Bug #19372 Optimizer does not use index anymore when WHERE index NOT IN () is added
Submitted: 26 Apr 2006 13:57 Modified: 17 Apr 2007 21:56
Reporter: Jochen Riehm
Status: Closed
Category:Server: Optimizer Severity:S2 (Serious)
Version:5.0.22-BK, 5.0.19 OS:Linux (Debian Linux, Kernel 2.6.8)
Assigned to: Georgi Kodinov Target Version:

[26 Apr 2006 13:57] Jochen Riehm
Description:
In a simple Join on an int-key add WHERE key NOT IN (...) and the index is not used
anymore. Run time is worse by orders of magnitude. See "How to repeat" for details.

How to repeat:
Create table index_where_not_in with attached dump.
Run following queries:
SELECT VERSION();
ANALYZE TABLE index_where_not_in;
EXPLAIN
SELECT COUNT(*)
FROM index_where_not_in f1 
INNER JOIN index_where_not_in f2 
  ON ( f1.mnr_id=f2.mnr_id AND f1.id<f2.id ) 
WHERE 1
;
EXPLAIN
SELECT COUNT(*)
FROM index_where_not_in f1 
INNER JOIN index_where_not_in f2 
  ON ( f1.mnr_id=f2.mnr_id AND f1.id<f2.id ) 
WHERE 1
AND f1.mnr_id NOT IN (11920035,784894,785671,111146418,111132393,111159094,111152706) 
;

Result is:
+---------------------+
| VERSION()           |
+---------------------+
| 5.0.19-standard-log |
+---------------------+
1 row in set (0.00 sec)

+---------------------------------+---------+----------+----------+
| Table                           | Op      | Msg_type | Msg_text |
+---------------------------------+---------+----------+----------+
| dbcarsharing.index_where_not_in | analyze | status   | OK       |
+---------------------------------+---------+----------+----------+
1 row in set (0.03 sec)

+----+-------------+-------+-------+---------------+------------+---------+------------------------+-------+--------------------------+
| id | select_type | table | type  | possible_keys | key        | key_len | ref          
         | rows  | Extra                    |
+----+-------------+-------+-------+---------------+------------+---------+------------------------+-------+--------------------------+
|  1 | SIMPLE      | f1    | index | sani_index    | sani_index | 8       | NULL         
         | 54850 | Using index              |
|  1 | SIMPLE      | f2    | ref   | sani_index    | sani_index | 4       |
dbcarsharing.f1.mnr_id |     5 | Using where; Using index |
+----+-------------+-------+-------+---------------+------------+---------+------------------------+-------+--------------------------+
2 rows in set (0.00 sec)

+----+-------------+-------+-------+---------------+------------+---------+------+-------+--------------------------+
| id | select_type | table | type  | possible_keys | key        | key_len | ref  | rows 
| Extra                    |
+----+-------------+-------+-------+---------------+------------+---------+------+-------+--------------------------+
|  1 | SIMPLE      | f1    | index | sani_index    | sani_index | 8       | NULL | 54850
| Using where; Using index |
|  1 | SIMPLE      | f2    | index | sani_index    | sani_index | 8       | NULL | 41138
| Using where; Using index |
+----+-------------+-------+-------+---------------+------------+---------+------+-------+--------------------------+
2 rows in set (0.01 sec)

EXPLAIN should be the same for both queries.

Suggested fix:
Correct  cost estimate for range to more accurately reflect situation in this case.
[26 Apr 2006 13:57] Jochen Riehm
Table dump of test case

Attachment: index_where_not_in_table.sql.bz2 (application/x-bzip2, text), 190.24 KiB.

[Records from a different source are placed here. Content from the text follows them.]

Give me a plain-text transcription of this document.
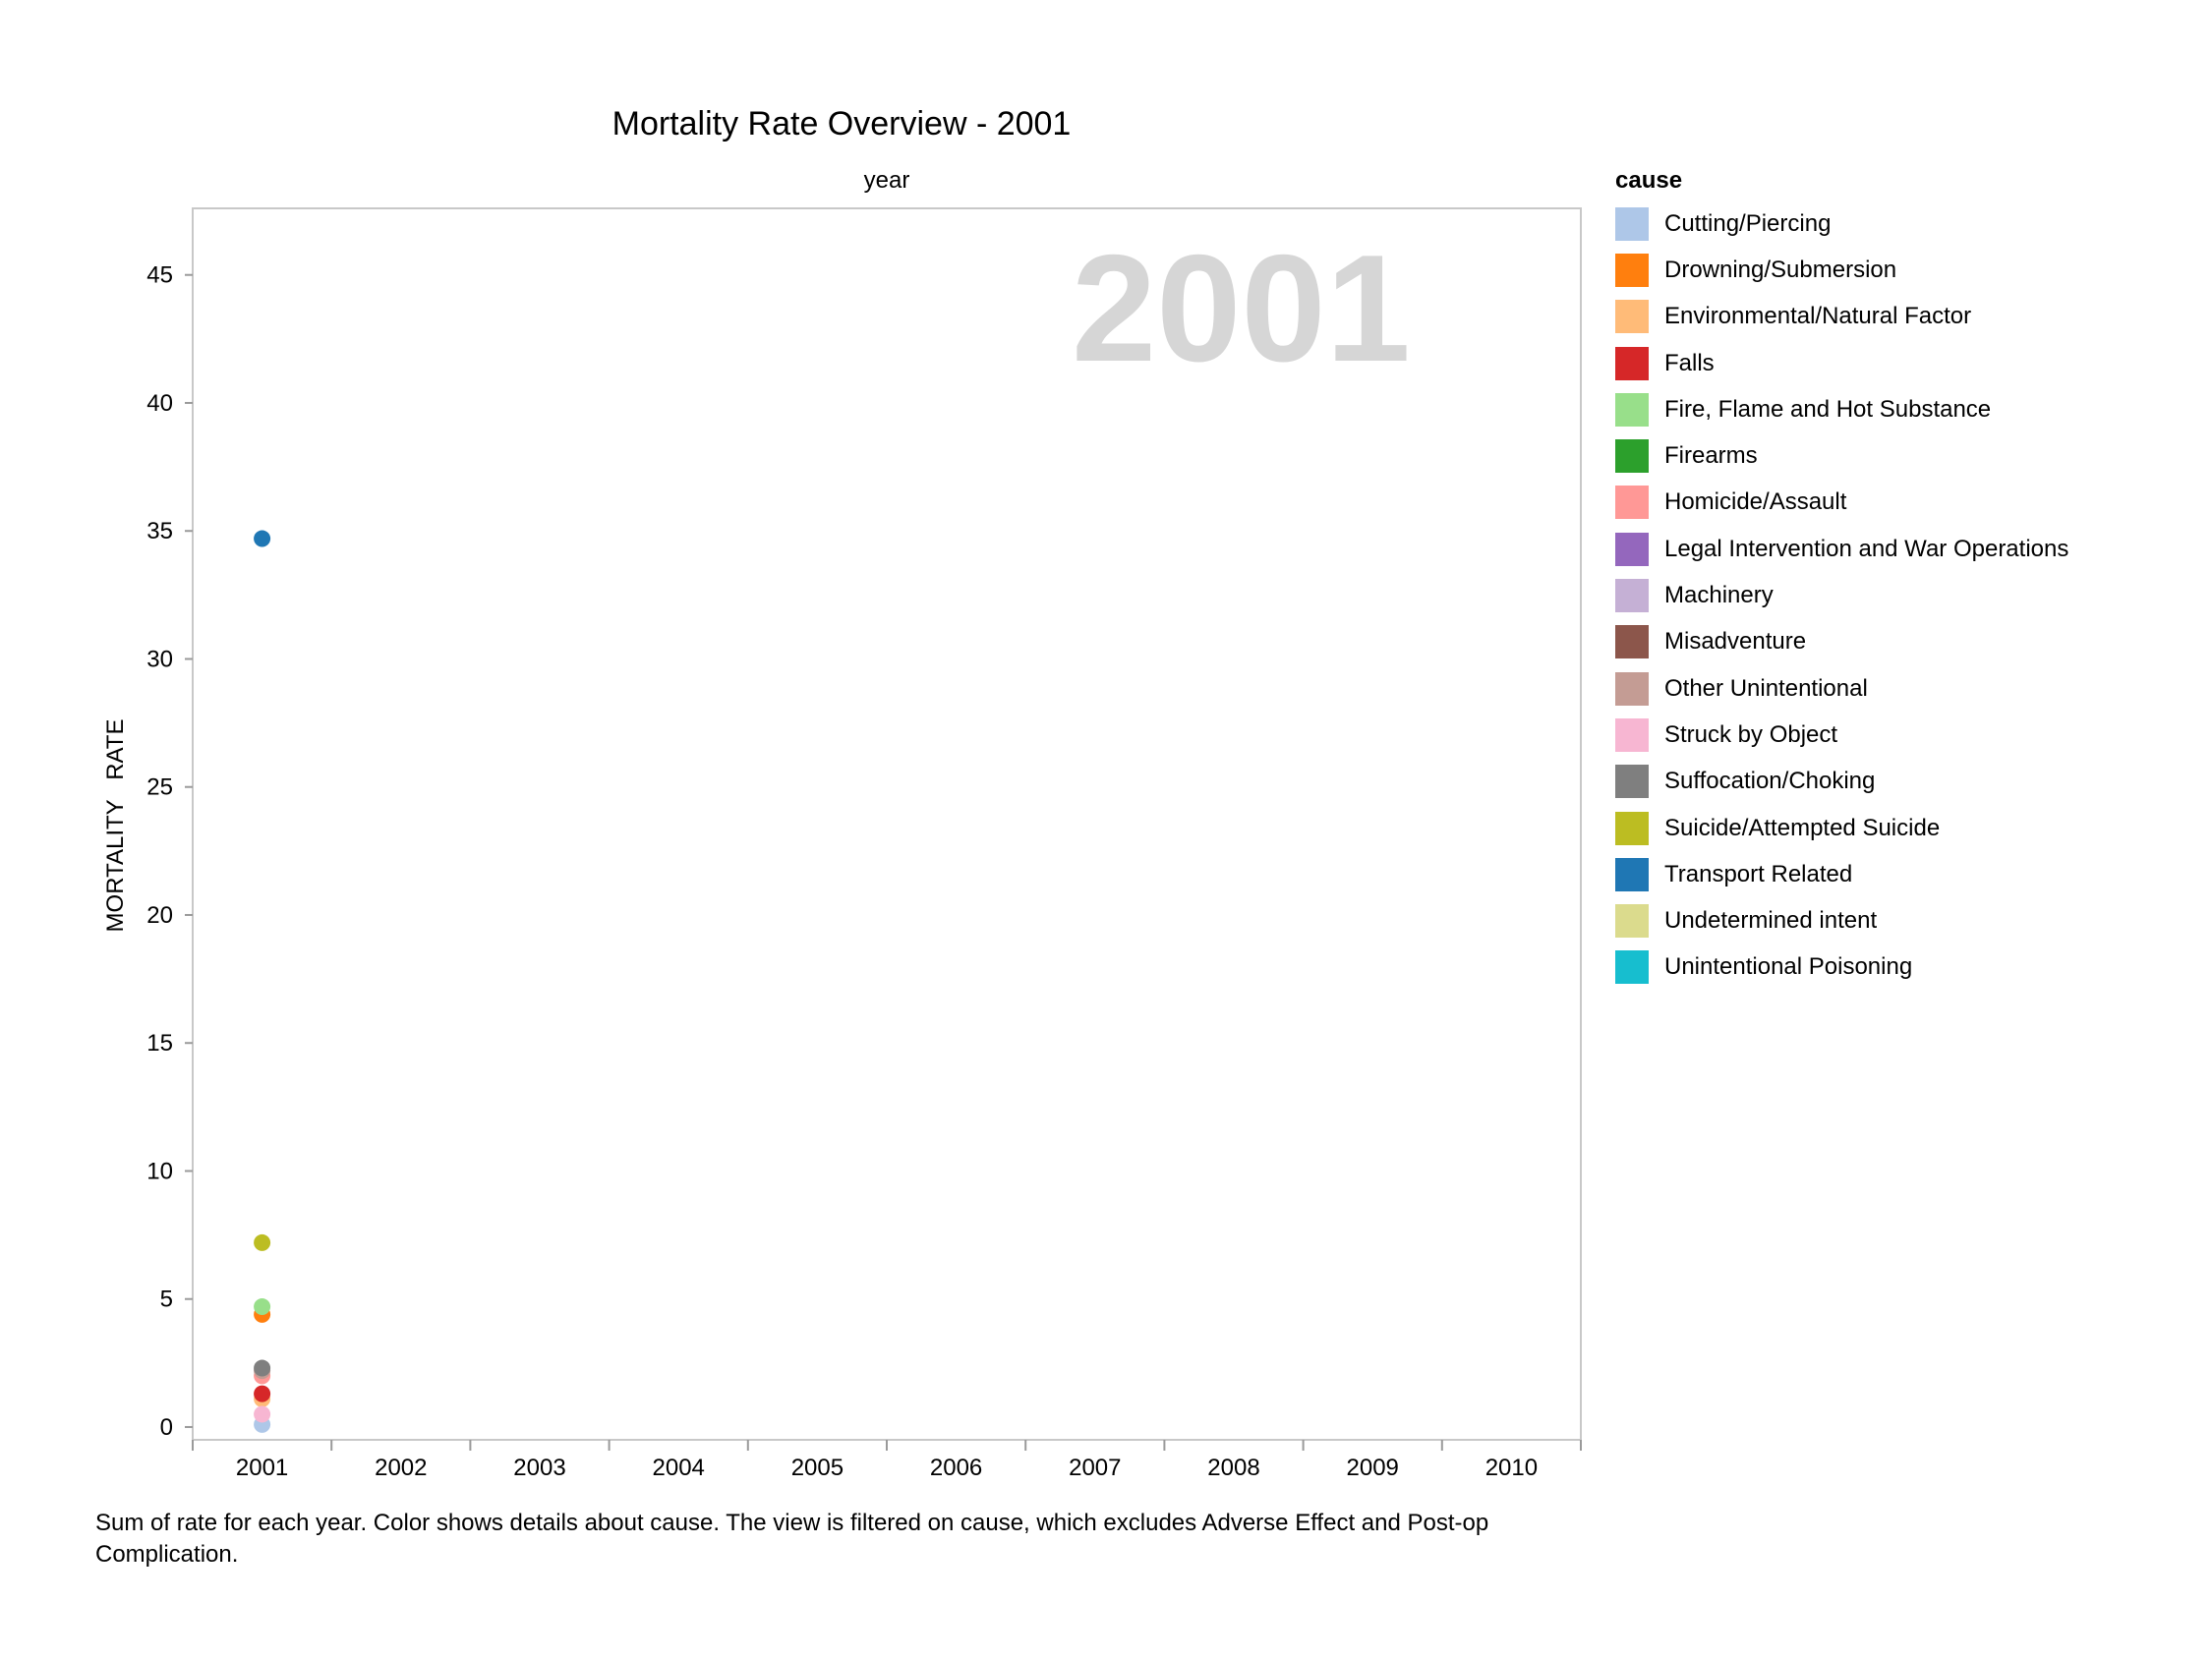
Mortality Rate Overview - 2001
year
MORTALITY   RATE
0
5
10
15
20
25
30
35
40
45
2001	2002	2003	2004	2005	2006	2007	2008	2009	2010
2001
cause
Cutting/Piercing
Drowning/Submersion
Environmental/Natural Factor
Falls
Fire, Flame and Hot Substance
Firearms
Homicide/Assault
Legal Intervention and War Operations
Machinery
Misadventure
Other Unintentional
Struck by Object
Suffocation/Choking
Suicide/Attempted Suicide
Transport Related
Undetermined intent
Unintentional Poisoning
Sum of rate for each year. Color shows details about cause. The view is filtered on cause, which excludes Adverse Effect and Post-op Complication.
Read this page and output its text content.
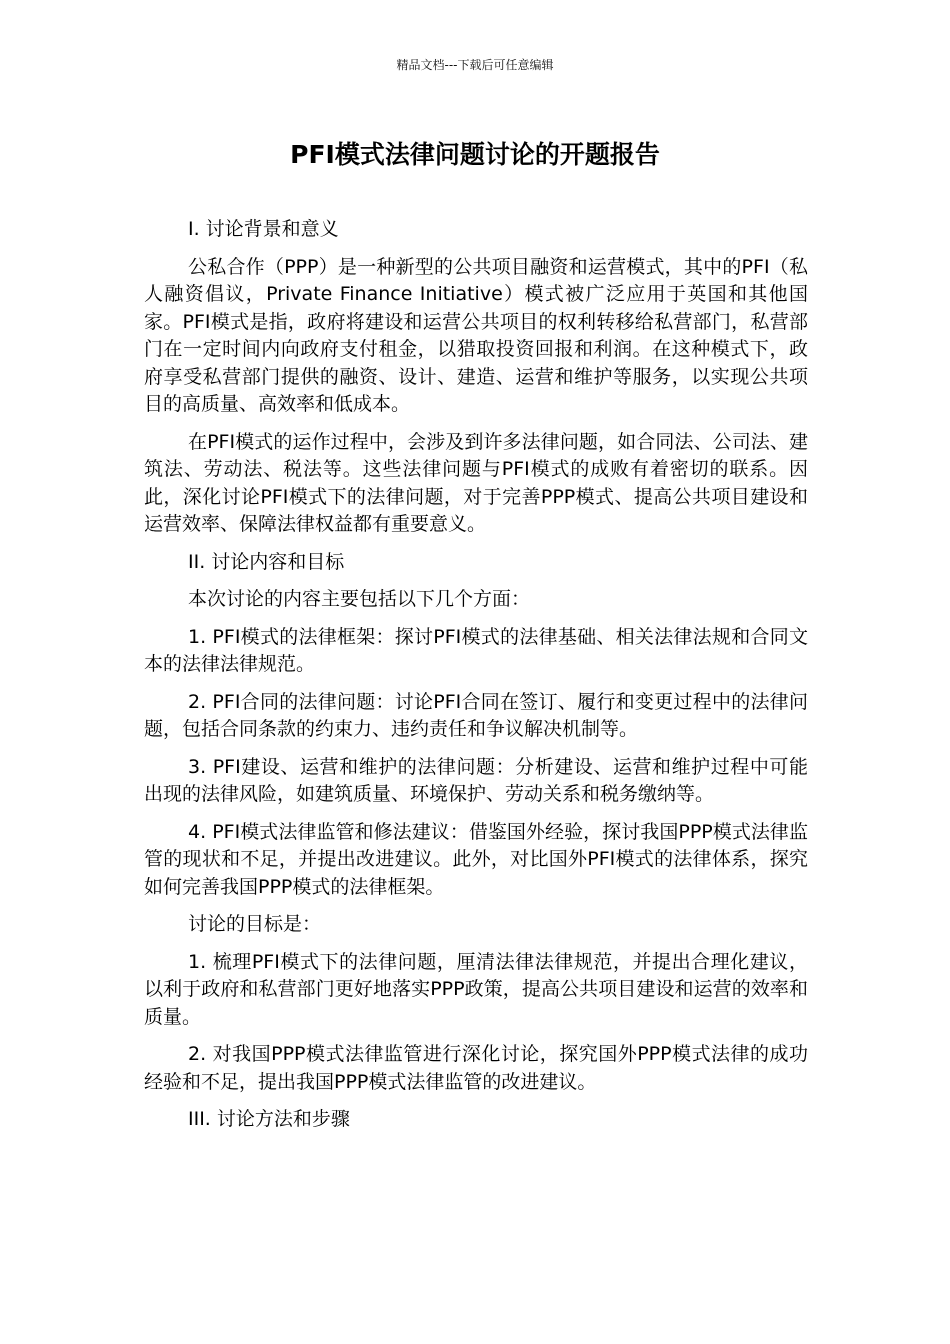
精品文档---下载后可任意编辑
PFI模式法律问题讨论的开题报告

I. 讨论背景和意义

公私合作（PPP）是一种新型的公共项目融资和运营模式，其中的PFI（私人融资倡议，Private Finance Initiative）模式被广泛应用于英国和其他国家。PFI模式是指，政府将建设和运营公共项目的权利转移给私营部门，私营部门在一定时间内向政府支付租金，以猎取投资回报和利润。在这种模式下，政府享受私营部门提供的融资、设计、建造、运营和维护等服务，以实现公共项目的高质量、高效率和低成本。

在PFI模式的运作过程中，会涉及到许多法律问题，如合同法、公司法、建筑法、劳动法、税法等。这些法律问题与PFI模式的成败有着密切的联系。因此，深化讨论PFI模式下的法律问题，对于完善PPP模式、提高公共项目建设和运营效率、保障法律权益都有重要意义。

II. 讨论内容和目标

本次讨论的内容主要包括以下几个方面：

1. PFI模式的法律框架：探讨PFI模式的法律基础、相关法律法规和合同文本的法律法律规范。

2. PFI合同的法律问题：讨论PFI合同在签订、履行和变更过程中的法律问题，包括合同条款的约束力、违约责任和争议解决机制等。

3. PFI建设、运营和维护的法律问题：分析建设、运营和维护过程中可能出现的法律风险，如建筑质量、环境保护、劳动关系和税务缴纳等。

4. PFI模式法律监管和修法建议：借鉴国外经验，探讨我国PPP模式法律监管的现状和不足，并提出改进建议。此外，对比国外PFI模式的法律体系，探究如何完善我国PPP模式的法律框架。

讨论的目标是：

1. 梳理PFI模式下的法律问题，厘清法律法律规范，并提出合理化建议，以利于政府和私营部门更好地落实PPP政策，提高公共项目建设和运营的效率和质量。

2. 对我国PPP模式法律监管进行深化讨论，探究国外PPP模式法律的成功经验和不足，提出我国PPP模式法律监管的改进建议。

III. 讨论方法和步骤
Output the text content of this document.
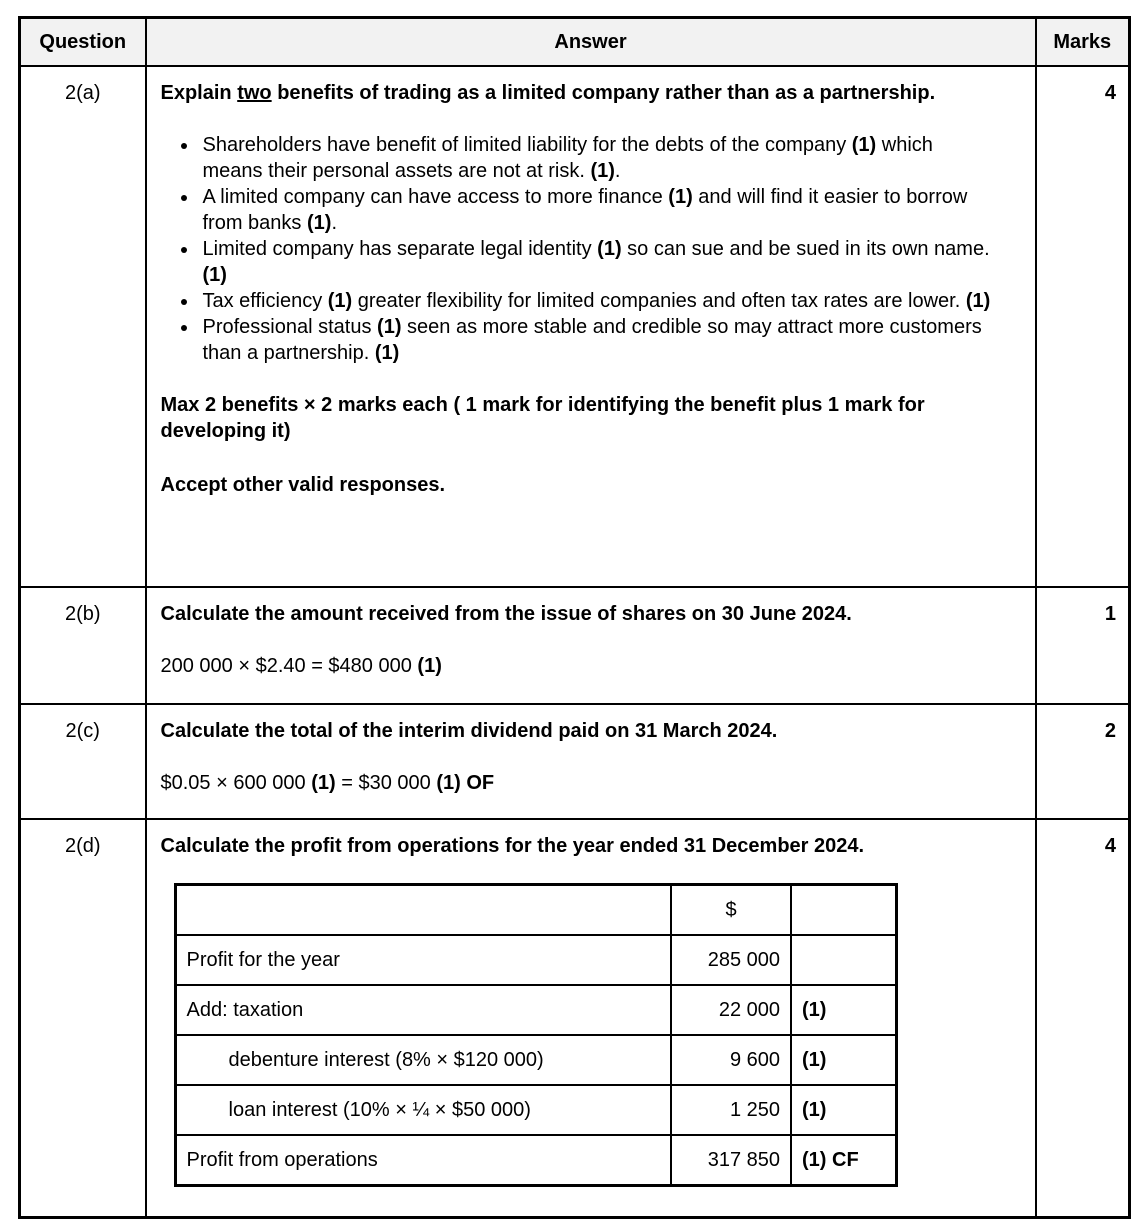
Question	Answer	Marks
2(a)	Explain two benefits of trading as a limited company rather than as a partnership.

• Shareholders have benefit of limited liability for the debts of the company (1) which means their personal assets are not at risk. (1).
• A limited company can have access to more finance (1) and will find it easier to borrow from banks (1).
• Limited company has separate legal identity (1) so can sue and be sued in its own name. (1)
• Tax efficiency (1) greater flexibility for limited companies and often tax rates are lower. (1)
• Professional status (1) seen as more stable and credible so may attract more customers than a partnership. (1)

Max 2 benefits × 2 marks each ( 1 mark for identifying the benefit plus 1 mark for developing it)

Accept other valid responses.

	4
2(b)	Calculate the amount received from the issue of shares on 30 June 2024.

200 000 × $2.40 = $480 000 (1)

	1
2(c)	Calculate the total of the interim dividend paid on 31 March 2024.

$0.05 × 600 000 (1) = $30 000 (1) OF

	2
2(d)	Calculate the profit from operations for the year ended 31 December 2024.

	$	
Profit for the year	285 000	
Add: taxation	22 000	(1)
debenture interest (8% × $120 000)	9 600	(1)
loan interest (10% × ¼ × $50 000)	1 250	(1)
Profit from operations	317 850	(1) CF
	4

[26 Apr 2006 16:23] Valeriy Kravchuk
Thank you for a bug report. Verified just as described on data you uploded, with
5.0.22-BK:

mysql> SELECT VERSION();
+-----------+
| VERSION() |
+-----------+
| 5.0.22    |
+-----------+
1 row in set (0.00 sec)

mysql> ANALYZE TABLE index_where_not_in;
+----------------------------+---------+----------+----------+
| Table                      | Op      | Msg_type | Msg_text |
+----------------------------+---------+----------+----------+
| db19372.index_where_not_in | analyze | status   | OK       |
+----------------------------+---------+----------+----------+
1 row in set (0.02 sec)

mysql> EXPLAIN
    -> SELECT COUNT(*)
    -> FROM index_where_not_in f1
    -> INNER JOIN index_where_not_in f2
    ->   ON ( f1.mnr_id=f2.mnr_id AND f1.id<f2.id )
    -> WHERE 1\G
*************************** 1. row ***************************
           id: 1
  select_type: SIMPLE
        table: f1
         type: index
possible_keys: sani_index
          key: sani_index
      key_len: 8
          ref: NULL
         rows: 54850
        Extra: Using index
*************************** 2. row ***************************
           id: 1
  select_type: SIMPLE
        table: f2
         type: ref
possible_keys: sani_index
          key: sani_index
      key_len: 4
          ref: db19372.f1.mnr_id
         rows: 5
        Extra: Using where; Using index
2 rows in set (0.00 sec)

mysql> EXPLAIN
    -> SELECT COUNT(*)
    -> FROM index_where_not_in f1
    -> INNER JOIN index_where_not_in f2
    ->   ON ( f1.mnr_id=f2.mnr_id AND f1.id<f2.id )
    -> WHERE 1
    -> AND f1.mnr_id NOT IN
    -> (11920035,784894,785671,111146418,111132393,111159094,111152706)\G
*************************** 1. row ***************************
           id: 1
  select_type: SIMPLE
        table: f1
         type: index
possible_keys: sani_index
          key: sani_index
      key_len: 8
          ref: NULL
         rows: 54850
        Extra: Using where; Using index
*************************** 2. row ***************************
           id: 1
  select_type: SIMPLE
        table: f2
         type: index
possible_keys: sani_index
          key: sani_index
      key_len: 8
          ref: NULL
         rows: 41138
        Extra: Using where; Using index
2 rows in set (0.01 sec)

It is a bug!
[10 Apr 2007 18:08] Bugs System
A patch for this bug has been committed. After review, it may
be pushed to the relevant source trees for release in the next
version. You can access the patch from:

  http://lists.mysql.com/commits/24190

ChangeSet@1.2435, 2007-04-10 19:08:08+03:00, gkodinov@magare.gmz +2 -0
  Bug #19372:
  Added a test case.
  The problem was fixed by the fix for bug #17379.
  The problem was that because of some conditions 
  the optimizer always preferred range or full index
  scan access methods to lookup access methods even
  when the latter were much cheaper.
[15 Apr 2007 18:48] Bugs System
Pushed into 5.1.18-beta
[15 Apr 2007 18:53] Bugs System
Pushed into 5.0.40
[17 Apr 2007 21:56] Paul DuBois
Noted in 5.0.40, 5.1.18 changelogs.